Staff Reporter
WINDHOEK – National Assembly PRO, David Nahongandja, has clarified the return to Treasury of National Assembly N$16.4 million.
Namibia Press Agency (Nampa) in a story published in New Era on Thursday reported that the National Assembly returned N$16.4 million to Treasury.
However, Nahongandja, in a statement last week, said context was missing in the story.
“The facts are as follows: The budget allocations to an Offices, Ministries, Agencies (OMAs) of the State have two components, i.e the development and operational budget,” he said.
He said the development budget is where OMAs pay for their capital projects expenditures, for example, constructions, renovations, while the operational budget funds operation and administrative expenses such as salaries, DSA and other expenses related to the institution’s administration and personnel condition of services.
He explained that for the financial year 2017/2018, the National Assembly was allocated N$14 million under its development budget.
“Out of this, N$2 054 554.45 was spent leaving a balance of N$11 945 445.55 unspent,” he said.

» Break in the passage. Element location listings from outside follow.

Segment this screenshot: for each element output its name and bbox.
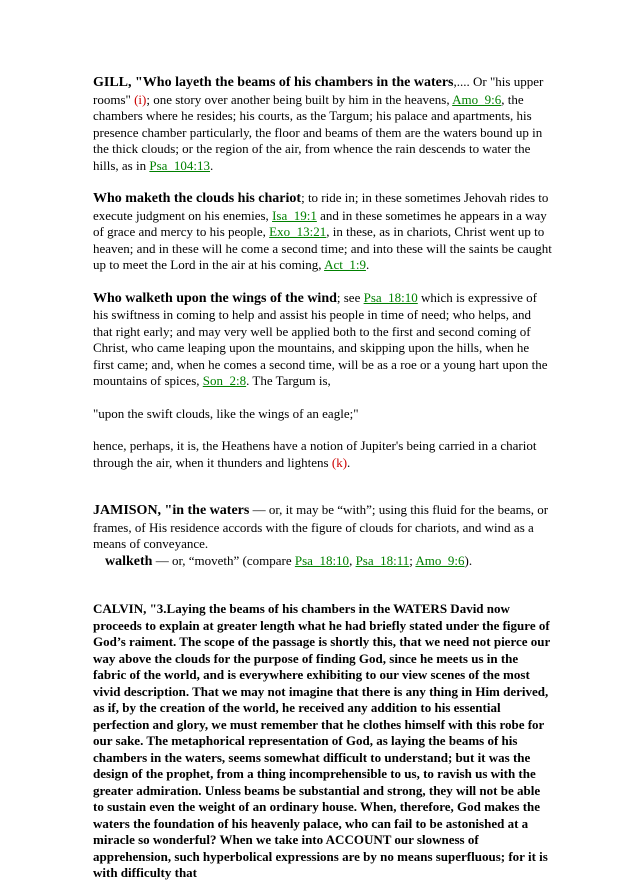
jamison-text: , xyxy=(349,552,356,568)
jamison-paragraph-1 xyxy=(81,502,553,553)
gill-text: . xyxy=(210,157,214,173)
gill-text: ; see xyxy=(336,289,364,305)
scripture-link[interactable]: Psa_18:11 xyxy=(355,552,410,568)
scripture-link[interactable]: Exo_13:21 xyxy=(269,224,327,239)
jamison-heading: JAMISON, "in the waters xyxy=(93,503,250,518)
gill-paragraph-5 xyxy=(93,438,553,471)
scripture-link[interactable]: Psa_18:10 xyxy=(363,289,418,305)
verse-heading: Who walketh upon the wings of the wind xyxy=(93,290,337,306)
footnote-link[interactable]: (i) xyxy=(134,91,147,107)
jamison-text: ). xyxy=(464,552,473,568)
jamison-text: — or, “moveth” (compare xyxy=(152,552,295,568)
gill-text: ; one story over another being built by him in the heavens, xyxy=(146,91,453,107)
targum-quote: "upon the swift clouds, like the wings of an eagle;" xyxy=(93,405,359,421)
calvin-paragraph: CALVIN, "3.Laying the beams of his chambers in the WATERS David now proceeds to explain at greater length what he had briefly stated under the figure of God’s raiment. The scope of the passage is shortly this, that we need not pierce our way above the clouds for the purpose of finding God, since he meets us in the fabric of the world, and is everywhere exhibiting to our view scenes of the most vivid description. That we may not imagine that there is any thing in Him derived, as if, by the creation of the world, he received any addition to his essential perfection and glory, we must remember that he clothes himself with this robe for our sake. The metaphorical representation of God, as laying the beams of his chambers in the waters, seems somewhat difficult to understand; but it was the design of the prophet, from a thing incomprehensible to us, to ravish us with the greater admiration. Unless beams be substantial and strong, they will not be able to sustain even the weight of an ordinary house. When, therefore, God makes the waters the foundation of his heavenly palace, who can fail to be astonished at a miracle so wonderful? When we take into ACCOUNT our slowness of apprehension, such hyperbolical expressions are by no means superfluous; for it is with difficulty that xyxy=(93,601,551,880)
gill-text: . xyxy=(347,454,351,470)
gill-text: ,.... Or "his upper rooms" xyxy=(93,74,544,107)
document-page xyxy=(93,74,553,882)
scripture-link[interactable]: Act_1:9 xyxy=(324,257,366,272)
gill-text: and in these sometimes he appears in a way of grace and mercy to his people, xyxy=(93,207,547,239)
verse-heading: walketh xyxy=(105,553,153,569)
scripture-link[interactable]: Psa_104:13 xyxy=(149,157,211,173)
footnote-link[interactable]: (k) xyxy=(331,454,348,470)
gill-text: which is expressive of his swiftness in coming to help and assist his people in time of need; who helps, and that right early; and may very well be applied both to the first and second coming of Christ, who came leaping upon the mountains, and skipping upon the hills, when he first came; and, when he comes a second time, will be as a roe or a young hart upon the mountains of spices, xyxy=(93,289,548,388)
scripture-link[interactable]: Psa_18:10 xyxy=(294,552,350,568)
gill-paragraph-2 xyxy=(93,190,553,274)
gill-text: . xyxy=(365,257,370,272)
jamison-paragraph-2 xyxy=(93,553,553,571)
gill-text: , in these, as in chariots, Christ went up to heaven; and in these will he come a second time; and into these will the saints be caught up to meet the Lord in the air at his coming, xyxy=(93,224,552,272)
scripture-link[interactable]: Amo_9:6 xyxy=(415,552,465,568)
gill-text: . The Targum is, xyxy=(246,373,331,388)
scripture-link[interactable]: Isa_19:1 xyxy=(272,207,317,223)
verse-heading: Who maketh the clouds his chariot xyxy=(93,191,302,206)
gill-heading: GILL, "Who layeth the beams of his chambers in the waters xyxy=(93,75,454,90)
jamison-text: — or, it may be “with”; using this fluid for the beams, or frames, of His residence accords with the figure of clouds for chariots, and wind as a means of conveyance. xyxy=(93,502,549,551)
gill-text: ; to ride in; in these sometimes Jehovah rides to execute judgment on his enemies, xyxy=(93,190,549,223)
gill-text: , the chambers where he resides; his courts, as the Targum; his palace and apartments, his presence chamber particularly, the floor and beams of them are the waters bound up in the thick clouds; or the region of the air, from whence the rain descends to water the hills, as in xyxy=(93,91,543,173)
gill-paragraph-1 xyxy=(93,74,553,174)
gill-paragraph-3 xyxy=(93,290,553,390)
gill-text: hence, perhaps, it is, the Heathens have a notion of Jupiter's being carried in a chariot through the air, when it thunders and lightens xyxy=(93,438,537,470)
scripture-link[interactable]: Son_2:8 xyxy=(202,373,247,388)
scripture-link[interactable]: Amo_9:6 xyxy=(452,91,502,107)
jamison-text: ; xyxy=(409,552,416,568)
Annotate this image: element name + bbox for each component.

“On the operational budget account, a savings of N$4 468 035.05 was returned to Treasury due to some planned official trips, which were cancelled, vacant positions which could not be filled or positions which became vacant during the financial year due to staff movements i.e resignations and retirements,” he added. He further noted that development budget was strictly meant for the renovation of an aged –107-year-old Parliament Building. However, he said the renovations could not take place during the financial year due to the cumbersome tendering process as a result of the new Public Procurement Act (Act 15 of 2015), thus, the money was returned to Treasury.
“In terms of the State Finance Act, 1991 (Act 31 of 1991) and Treasury Instructions, savings emanating from development budget cannot be redirected to any other operational activity, including Parliamentary Standing Committees activities, and as such, the funds have to be returned to Treasury,” he said.
He said it is absolutely correct and fundamentally within the prescribed financial procedures to return monies saved on capital projects and personnel expenses to Treasury at the end of the financial year.
“This is the normal practice in the public sector anywhere in world,” he said.